The editorial rightly highlights the fact that: “Developing countries can point out they did not cause the bulk of the problem, and also that the poorest regions of the world will be hardest hit.” (Although, this does not mean that developing countries have a license to emit large amounts of carbon.)

“At the Desert’s Edge”

This is not breaking news. HelpAge part-funded research 18 years ago, carried out by Panos London together with SOS Sahel UK entitled “At the Desert`s Edge. Oral Histories from the Sahel”. This research looked at the desertification of 8 African states bordering the Sahara through the memories and recollections of older people. They speak about their changing environment, prolonged drought and struggle to survive.

This was long before climate change is the global issue it is now, but the message is still the same. Older people are vulnerable to climate change, often excluded from the debate surrounding climate change issues, but crucially can offer information about how the climate is changing and how to cope.

“The environment is sick”

Obo Kone, one of the most memorable contributors to the “At the Desert’s Edge”, was born in 1912 in Mali and died in 1991. He lived in the Sahel, where although farming is hard, there is enough rainfall to grow some crops and graze animals. He made it through earlier droughts and shortages, but after the drought of 1984, he said:

Today the environment is sick, the soils are poor and hard, and the trees are dead…I believe that these changes can be attributed to the fact that we have lost respect for our customs.”

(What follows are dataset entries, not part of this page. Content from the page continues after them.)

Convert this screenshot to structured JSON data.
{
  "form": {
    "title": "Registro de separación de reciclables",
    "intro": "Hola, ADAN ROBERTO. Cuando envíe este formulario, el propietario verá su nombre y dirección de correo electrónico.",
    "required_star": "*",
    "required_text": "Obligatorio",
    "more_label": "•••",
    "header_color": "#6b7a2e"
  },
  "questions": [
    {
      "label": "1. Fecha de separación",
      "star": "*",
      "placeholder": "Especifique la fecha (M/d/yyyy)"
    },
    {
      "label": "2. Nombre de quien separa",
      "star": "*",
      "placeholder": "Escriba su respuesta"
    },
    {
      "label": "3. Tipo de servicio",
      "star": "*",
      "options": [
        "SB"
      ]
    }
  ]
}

Older people can cast light on climate change

The research goes on to say: “Because many of the elderly are frail, they are rarely able to share in the physical activities that underpin conservation and development projects. They are considered marginal to the future; they do not, and apparently cannot, contribute to sustainable development. After systemically interviewing 500 older Sahelians, we can assert with confidence that to be old, in the Sahel, is an achievement, and an achievement well worth recording.

Only the elderly can cast sufficient light to answer the most difficult questions: what was the way of life; what was the land like; how and why has it come to this pitiful state? And how and why do Sahelians farmers and nomads keep going, in the face of such odds?”An extraordinary wealth of knowledge

Although the interviews conducted were “unscientific”, it became clear that the older people who spoke had an extraordinary wealth of knowledge on traditional farming techniques, improving soil fertility, how to control animal reproduction, and much more.

An older woman from Mali, Kouahan, also spoke of how drought and a changing climate had affected her community:

“Our vegetation used to be very dense. Trees grew right up to the borders of the village. Now they are all nearly dead. You have to go into the heart of the bush to find wood…The lack of rain and excessive sun have caused the change. We sell sap from the trees at the market. In the past, because we knew as soon as a tree began to lose its sap it was nearing the end of its life, we did not over-exploit them. Nowadays, there are so few trees, we take sap from any we can find.”

At Copenhagen, we are calling for policy makers to implement a package of “age-friendly” measures to enable older people to be included in adaptation measures.